Monday, September 10, 2012

Are we negotiating again?

Another Saturday, another lot buy.

Several weeks ago, I wrote about an estate sale where I purchased hundreds of books, new CDs, DVDs, and computer games.  During the transaction, Debbie, a sister of the deceased owner of the media bounty, mentioned that they also had comic books to sell, and asked if I would be interested.  I said yes, left my card, and promptly forgot about it.

Friday night, Debbie called, and said that she finally had sorted the 3500 to 4000 comic books, which were mostly from 1970s and early 1980s, and that they were ready to sell.  She also said that she had looked up their value online, and sidestepped my question of how much she wanted for the lot.  Still, I made an appointment to look at the comics on Saturday.

I’ll be the first to admit that I don’t know anything about selling comic books.  I still have two full boxes that I purchased in July that I haven’t even touched yet.  So, I decided to take a crash course in comic book sales.  Between Friday night and Saturday afternoon, I spent some time perusing the web, looking up everything I could find about buying/selling comic book collections.
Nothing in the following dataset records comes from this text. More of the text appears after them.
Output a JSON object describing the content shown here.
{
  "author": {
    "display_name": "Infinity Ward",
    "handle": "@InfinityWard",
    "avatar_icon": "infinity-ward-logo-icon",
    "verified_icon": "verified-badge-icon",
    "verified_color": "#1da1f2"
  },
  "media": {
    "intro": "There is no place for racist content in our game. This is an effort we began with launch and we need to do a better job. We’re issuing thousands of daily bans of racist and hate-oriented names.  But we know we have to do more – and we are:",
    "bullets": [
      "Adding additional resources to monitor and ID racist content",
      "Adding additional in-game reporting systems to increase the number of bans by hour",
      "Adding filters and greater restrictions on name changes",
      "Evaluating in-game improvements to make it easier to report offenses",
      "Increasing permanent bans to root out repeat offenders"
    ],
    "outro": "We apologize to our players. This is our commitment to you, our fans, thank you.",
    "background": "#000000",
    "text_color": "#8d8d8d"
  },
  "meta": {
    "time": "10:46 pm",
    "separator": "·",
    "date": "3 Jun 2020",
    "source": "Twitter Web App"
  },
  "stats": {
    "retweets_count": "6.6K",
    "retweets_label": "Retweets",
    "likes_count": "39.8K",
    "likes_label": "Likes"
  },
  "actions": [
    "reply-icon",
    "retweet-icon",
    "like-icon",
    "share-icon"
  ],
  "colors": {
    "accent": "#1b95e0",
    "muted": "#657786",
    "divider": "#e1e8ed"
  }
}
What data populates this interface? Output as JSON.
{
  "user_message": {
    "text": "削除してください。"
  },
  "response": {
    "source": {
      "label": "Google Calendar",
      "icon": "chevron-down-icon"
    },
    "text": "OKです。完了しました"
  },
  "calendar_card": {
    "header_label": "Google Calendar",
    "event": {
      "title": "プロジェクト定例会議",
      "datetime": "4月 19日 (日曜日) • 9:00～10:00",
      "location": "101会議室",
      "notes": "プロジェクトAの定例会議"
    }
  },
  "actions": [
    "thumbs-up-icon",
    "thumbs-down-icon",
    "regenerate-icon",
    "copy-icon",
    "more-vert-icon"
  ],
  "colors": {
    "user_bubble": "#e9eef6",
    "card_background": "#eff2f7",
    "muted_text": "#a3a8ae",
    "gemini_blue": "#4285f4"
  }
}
Forewarned is forearmed, so to speak.  Here are some tidbits that I gleaned from my research:

  • Comics from the 50s and 60s are worth the most.
  • Comics from the 80s to today are worth the least (or nothing at all).
  • Comics from the 70s are usually worth something.
  • Selling comic collections is not easy.

I also learned that most comic book dealers only offer between $.05 and $.10 per book for large collections.  After all, dealing with 3000 comic books is apt to be very labor intensive.  I also learned that to take a full value tax donation for the collection, if you believe it is worth more than $5000, you have to have the collection appraised, which, of course, costs money.

I also learned that as in all negotiations, the person who names a price first usually loses.

Satisfied that I knew enough to make an informed purchase decision, I decided to offer $350 for the collection, with no negotiation. 

Debbie was late for our meeting (she had the comic books in her SUV), so I chatted with her brother-in-law for a few minutes.  I learned that Debbie had spent weeks sorting and researching the comic books, and that she also had shopped them to a comic book store in Atlanta before offering them to me, but wasn’t satisfied with their offer.

When Debbie arrived, I looked over the collection, which consisted of eight long boxes, plus about four other boxes, which contained, as Debbie put it, the more expensive books, as well as comic/TV/movie-related magazines.  Again, I asked her how much she wanted for the lot.  She hesitated, and the asked for $1 per book.   I refused (nicely), and the price dropped to $.50 book.  After some more discussion, I offered my best (and only) deal of $350.  Ironically, she then admitted that was about what the comic book store had offered.

As she hesitated and thought about it, her sister and brother-in-law, who made up the original negotiating team for my media purchase, joined us.   Debbie asked their opinion about the offer, and to my semi-delight, they really didn’t care, and said so.   It seems that neither of them wanted to store the comic books any longer, nor go to the trouble of trying to donate them for maximum tax benefit.  So, after more back and forth, and after trying to negotiate her perceived most valuable comics out of the deal, we finally settled on my original price for the full lot.

After getting them home, I looked over the more expensive comic books, and listed a few of the graphic novels, one of which promptly sold to a buyer in Australia.  I also looked over the magazines, including bagged copies of Starlog, Star Trek magazines, and Dr. Who magazines, and after some research, discovered that those were worth money as well, and probably will help me recoup my investment without listing a single comic book.

I stored the rest of the boxes in our guest house, and I’m sure I’ll be hearing from Ella soon about getting rid of them because they are cluttering up the place.

Speaking of Ella, she also benefited from the buy.  As I’ve mentioned before, she’s a big Western buff, loving all things cowboy.  In fact, she wears one of her Western character shirts (i.e., the Virginian) on Saturday mornings, and it’s a running joke between us that when she wears said shirts, she finds something Western to add to her collection.  This Saturday though, despite wearing her Western shirt, she didn’t find anything, and we even talked about it on the way home.

Late Saturday evening, though, as I was going through the comic books, I found a book about The Wild, Wild West TV show, and gave it to her.  So, her streak is still alive.

How was your weekend?


  1. I have 4 older comics I picked up at a garage sale for $1. Just four. They are worth a few bucks but I totally dread listing them. Every crease, wrinkle and smudge has to be mentioned...and there's condition ratings....ugh! And you bought 3000? What's your plan for flipping them?

    1. I think I can sell the magazines for close to what I paid for the lot, then sell the lot to a dealer, and hopefully profit a little from the transaction. Yeah, I know it's a flimsy plan, but it's the best I have right now.

  2. I found some great stuff this week. Sounds like you did better though. Great job sticking to your guns! I hate negotiating.